The University of Iowa Libraries has been awarded a $20,000 grant from The Gladys Krieble Delmas Foundation to create a digital collection of British writer James Henry Leigh Hunt’s correspondence. This collaborative project draws on The University of Iowa’s collection of Hunt materials as well as the research files of Dr. David R. Cheney (1922-2006), a UI alumnus and Hunt scholar, whose papers are held at the Ward M. Canaday Center at the University of Toledo Libraries.

The UI Libraries will digitize 1,600 autograph letters from 1790-1858, transcripts and catalog records. Unlike other digitization projects that offer only the text of correspondence, this new digital collection will present images of the autograph letters, be full-text searchable and provide scholarly transcripts of the letters.  A description of the project can be found at http://www.lib.uiowa.edu/spec-coll/leighhunt/index.html. The digitized letters will become part of the Iowa Digital Library.

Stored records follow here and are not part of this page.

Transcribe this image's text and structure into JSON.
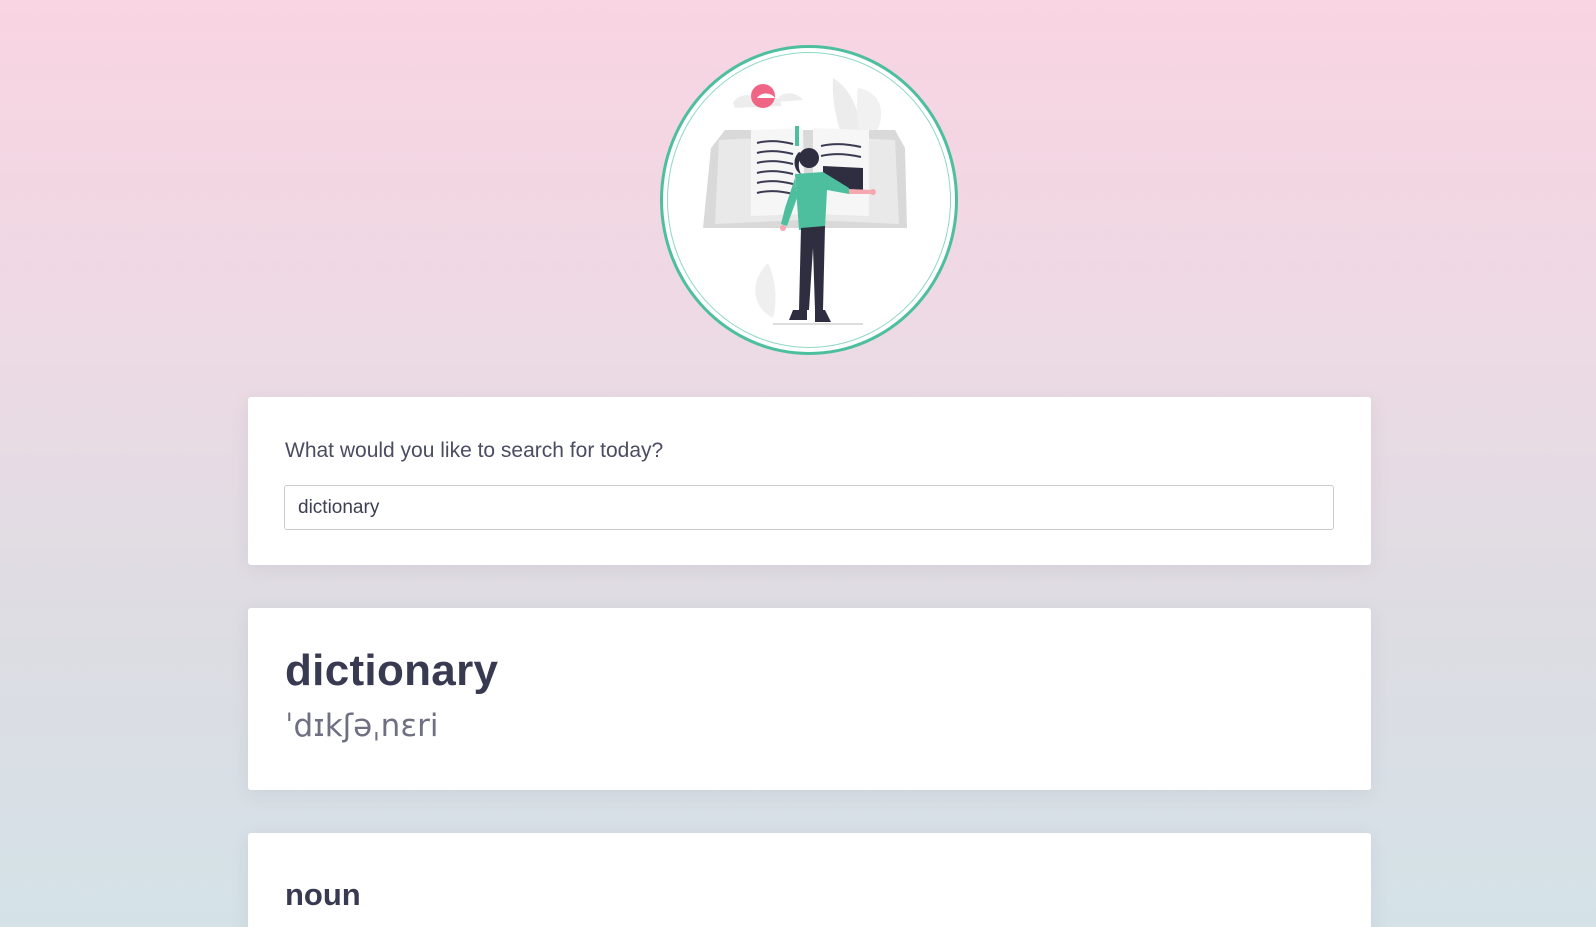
{
  "hero": {
    "illustration": "person-reading-open-book",
    "accent_color": "#4dbf9e",
    "highlight_color": "#f06585"
  },
  "search": {
    "prompt": "What would you like to search for today?",
    "value": "dictionary"
  },
  "result": {
    "word": "dictionary",
    "phonetic": "ˈdɪkʃəˌnɛri"
  },
  "meanings": [
    {
      "part_of_speech": "noun"
    }
  ]
}
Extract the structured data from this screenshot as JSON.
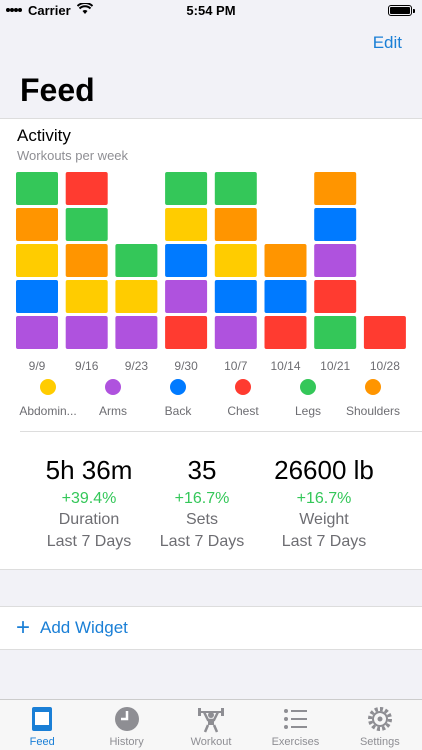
{
  "status": {
    "carrier": "Carrier",
    "time": "5:54 PM"
  },
  "nav": {
    "edit_label": "Edit",
    "title": "Feed"
  },
  "activity": {
    "title": "Activity",
    "subtitle": "Workouts per week"
  },
  "chart_data": {
    "type": "bar",
    "stacked": true,
    "categories": [
      "9/9",
      "9/16",
      "9/23",
      "9/30",
      "10/7",
      "10/14",
      "10/21",
      "10/28"
    ],
    "stacks": [
      [
        "Arms",
        "Back",
        "Abdominals",
        "Shoulders",
        "Legs"
      ],
      [
        "Arms",
        "Abdominals",
        "Shoulders",
        "Legs",
        "Chest"
      ],
      [
        "Arms",
        "Abdominals",
        "Legs"
      ],
      [
        "Chest",
        "Arms",
        "Back",
        "Abdominals",
        "Legs"
      ],
      [
        "Arms",
        "Back",
        "Abdominals",
        "Shoulders",
        "Legs"
      ],
      [
        "Chest",
        "Back",
        "Shoulders"
      ],
      [
        "Legs",
        "Chest",
        "Arms",
        "Back",
        "Shoulders"
      ],
      [
        "Chest"
      ]
    ],
    "legend": [
      {
        "name": "Abdomin...",
        "color": "#ffcc00"
      },
      {
        "name": "Arms",
        "color": "#af52de"
      },
      {
        "name": "Back",
        "color": "#007aff"
      },
      {
        "name": "Chest",
        "color": "#ff3b30"
      },
      {
        "name": "Legs",
        "color": "#34c759"
      },
      {
        "name": "Shoulders",
        "color": "#ff9500"
      }
    ],
    "colors": {
      "Abdominals": "#ffcc00",
      "Arms": "#af52de",
      "Back": "#007aff",
      "Chest": "#ff3b30",
      "Legs": "#34c759",
      "Shoulders": "#ff9500"
    }
  },
  "stats": [
    {
      "value": "5h 36m",
      "change": "+39.4%",
      "label": "Duration",
      "period": "Last 7 Days"
    },
    {
      "value": "35",
      "change": "+16.7%",
      "label": "Sets",
      "period": "Last 7 Days"
    },
    {
      "value": "26600 lb",
      "change": "+16.7%",
      "label": "Weight",
      "period": "Last 7 Days"
    }
  ],
  "add_widget": {
    "label": "Add Widget"
  },
  "tabs": [
    {
      "label": "Feed",
      "icon": "feed-icon"
    },
    {
      "label": "History",
      "icon": "clock-icon"
    },
    {
      "label": "Workout",
      "icon": "weightlifter-icon"
    },
    {
      "label": "Exercises",
      "icon": "list-icon"
    },
    {
      "label": "Settings",
      "icon": "gear-icon"
    }
  ],
  "colors": {
    "accent": "#1a7fd6",
    "positive": "#34c759"
  }
}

The UI Libraries acquired a substantial collection of Hunt materials in 1933 from Cedar Rapids publisher Luther Brewer. Over the ensuing years, the Libraries has continued to expand this collection.

Leigh Hunt (1784-1859), Romantic writer, editor, critic and contemporary of Byron, Shelley and Keats was at the center of the literary and publishing world in London during the Romantic and Victorian periods of the early 19th century. His extensive correspondence reflects his intimate knowledge of literary, artistic, political and religious spheres in these key periods of British cultural history. Hunt eagerly penned thousands of letters, many of which survive.

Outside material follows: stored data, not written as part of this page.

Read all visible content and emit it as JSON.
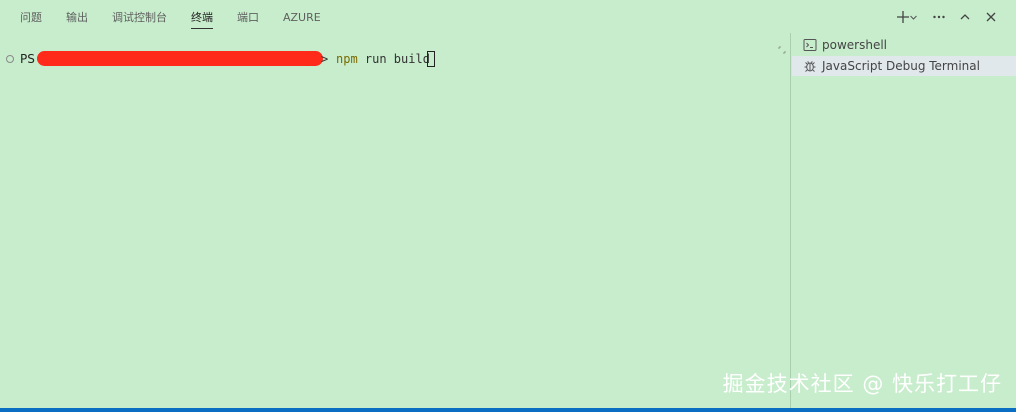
{
  "panel": {
    "tabs": [
      {
        "label": "问题"
      },
      {
        "label": "输出"
      },
      {
        "label": "调试控制台"
      },
      {
        "label": "终端",
        "active": true
      },
      {
        "label": "端口"
      },
      {
        "label": "AZURE"
      }
    ],
    "actions": [
      "plus-icon",
      "chevron-down-icon",
      "more-icon",
      "chevron-up-icon",
      "close-icon"
    ]
  },
  "terminal": {
    "prompt_prefix": "PS",
    "prompt_suffix": ">",
    "command": "npm",
    "command_args": " run build"
  },
  "terminal_list": {
    "items": [
      {
        "label": "powershell",
        "icon": "terminal-icon"
      },
      {
        "label": "JavaScript Debug Terminal",
        "icon": "debug-icon",
        "selected": true
      }
    ]
  },
  "watermark": "掘金技术社区 @ 快乐打工仔",
  "colors": {
    "background": "#c7edcc",
    "status_bar": "#0a6fc2",
    "redaction": "#ff2a1a",
    "selected_item": "#e0e8ec"
  }
}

“It is a great honor,” Sid Huttner, Head of Special Collections said, “to bring together the Libraries’ 80 years of collecting Hunt’s letters, often one by one; Cheney’s lifetime work; and the generosity of the Delmas Foundation to create a resource that promises to enrich 19th century scholarship in fundamental ways.”

The granting agency, The Delmas Foundation emphasizes the support of research libraries, among other areas, “to improve the ability of research libraries to serve the needs of scholarship in the humanities and the performing arts, and to help make their resources more widely accessible to scholars and the general public.”

“Working with these letters has been an exciting project,” says Nana Holtsnider, project manager and Ruth Bywater Olson Fellow in Special Collections. “I’ve been able to delve into a very important collection and develop a venue to make these intriguing letters more accessible to researchers and scholars.”